Arrêt de travail : l’employeur peut-il contacter un salarié sans se mettre en faute ?

L’arrêt de travail suspend l’exécution du contrat de travail. Ce principe, en apparence simple, soulève en pratique de nombreuses difficultés : l’employeur peut-il contacter son salarié ? Celui-ci doit-il répondre ou peut-il travailler de sa propre initiative ? Quelles sont les conséquences ? Derrière ces questions se joue un équilibre délicat entre la protection de la santé du salarié et les impératifs de continuité de l’activité de l’entreprise. La jurisprudence récente apporte des éclairages utiles quant aux pratiques et réflexes à adopter.

  1. Côté employeur : un principe clair et une marge de manoeuvre admise

     

    1. L’interdiction de principe de solliciter un salarié

      Pendant un arrêt de travail, le contrat de travail étant suspendu, le salarié est juridiquement dispensé d’exécuter sa prestation de travail.

      Il en résulte plusieurs conséquences claires :

      • l’employeur ne peut pas demander au salarié de travailler, même ponctuellement ;
      • il ne peut pas lui confier de tâches, même simples ;
      • il ne peut pas non plus le solliciter de manière répétée, directement ou indirectement.

      Toute demande de travail adressée à un salarié en arrêt de travail est susceptible de caractériser un manquement de l’employeur à ses obligations. En pratique, cela signifie qu’un employeur qui maintient un lien professionnel actif (emails, appels, demandes urgentes, suivi de dossiers…) s’expose à un risque contentieux.

       

       

    2. L’exception du contact ponctuel pour des besoins indispensables

    La jurisprudence admet toutefois une tolérance limitée, considérant qu’un employeur peut en effet, de manière exceptionnelle, contacter un salarié lorsque cela est strictement nécessaire à la continuité de l’activité, notamment pour obtenir une information indispensable qu’il ne peut pas obtenir autrement.

    C’est ce qu’a rappelé la Cour d’appel de Paris dans une décision récente :

    • un employeur avait demandé à son directeur technique, en arrêt de travail, de lui communiquer des codes d’accès informatiques ;
    • ces codes étaient indispensables à un prestataire externe pour rétablir le fonctionnement de l’entreprise ;
    • l’employeur ne disposait d’aucune autre solution pour y accéder.

    Dans ce contexte très spécifique, la Cour a considéré que le salarié ne pouvait légitimement refuser de transmettre ces informations sans que l’employeur n’ait manqué à ses obligations. (CA Paris, 16 octobre 2025, n° 22/04178).

     

  2. Côté salarié : des droits limités

    En cas de prestation de travail – imposé ou spontané, les droits auxquels un salarié peut prétendre sont limités. 
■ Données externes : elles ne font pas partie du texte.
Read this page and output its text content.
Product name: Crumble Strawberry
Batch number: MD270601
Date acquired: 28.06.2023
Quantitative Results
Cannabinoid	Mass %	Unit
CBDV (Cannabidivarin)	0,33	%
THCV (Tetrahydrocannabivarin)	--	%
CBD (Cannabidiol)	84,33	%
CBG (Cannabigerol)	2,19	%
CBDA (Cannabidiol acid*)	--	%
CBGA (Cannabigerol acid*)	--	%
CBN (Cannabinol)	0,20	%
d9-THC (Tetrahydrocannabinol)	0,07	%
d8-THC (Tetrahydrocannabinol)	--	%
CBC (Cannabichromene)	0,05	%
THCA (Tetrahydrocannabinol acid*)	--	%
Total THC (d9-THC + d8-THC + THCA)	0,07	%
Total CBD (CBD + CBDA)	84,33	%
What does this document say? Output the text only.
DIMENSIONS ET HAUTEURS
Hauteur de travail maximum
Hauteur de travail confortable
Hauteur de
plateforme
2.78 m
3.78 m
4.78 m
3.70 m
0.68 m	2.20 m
  1. La prestation de travail imposé
    La Cour de cassation a récemment rappelé qu’un salarié qui travaillerait pendant son arrêt de travail ne peut prétendre ni au paiement d’un salarié, ni à une indemnité pour travail dissimulé.
       
  2. La démarche spontanée d’un salarié
    La Cour de cassation vient également de rendre une décision récente, qui vise une situation fréquente en pratique : celle du salarié, qui de sa propre initiative, continuerait à travailler pendant son arrêt de travail. En effet, et malgré un arrêt de travail, certains salariés restent actifs, se connectent à distance, lisent, transfèrent et répondent à des courriels, continuent de suivre des dossiers.

    Pour la Cour de cassation, un salarié qui se connecterait spontanément à son poste de travail pendant son arrêt de travail ne peut pas ensuite reprocher à l’employeur une violation du droit à la déconnexion, ni réclamer des dommages et intérêts à ce titre. La Cour de cassation semble avoir fait preuve d’une approche responsabilisante : si le salarié agit de lui-même, sans sollicitation de l’employeur, il ne peut ensuite invoquer un préjudice.

    Cette solution vise à éviter que le salarié ne crée lui-même une situation qu’il contesterait ensuite.

     

Dans un contexte où les outils numériques facilitent les connexions permanentes, la frontière entre travail et arrêt maladie tend à s’estomper. Pour autant, l’arrêt de travail doit rester une véritable période de suspension du contrat.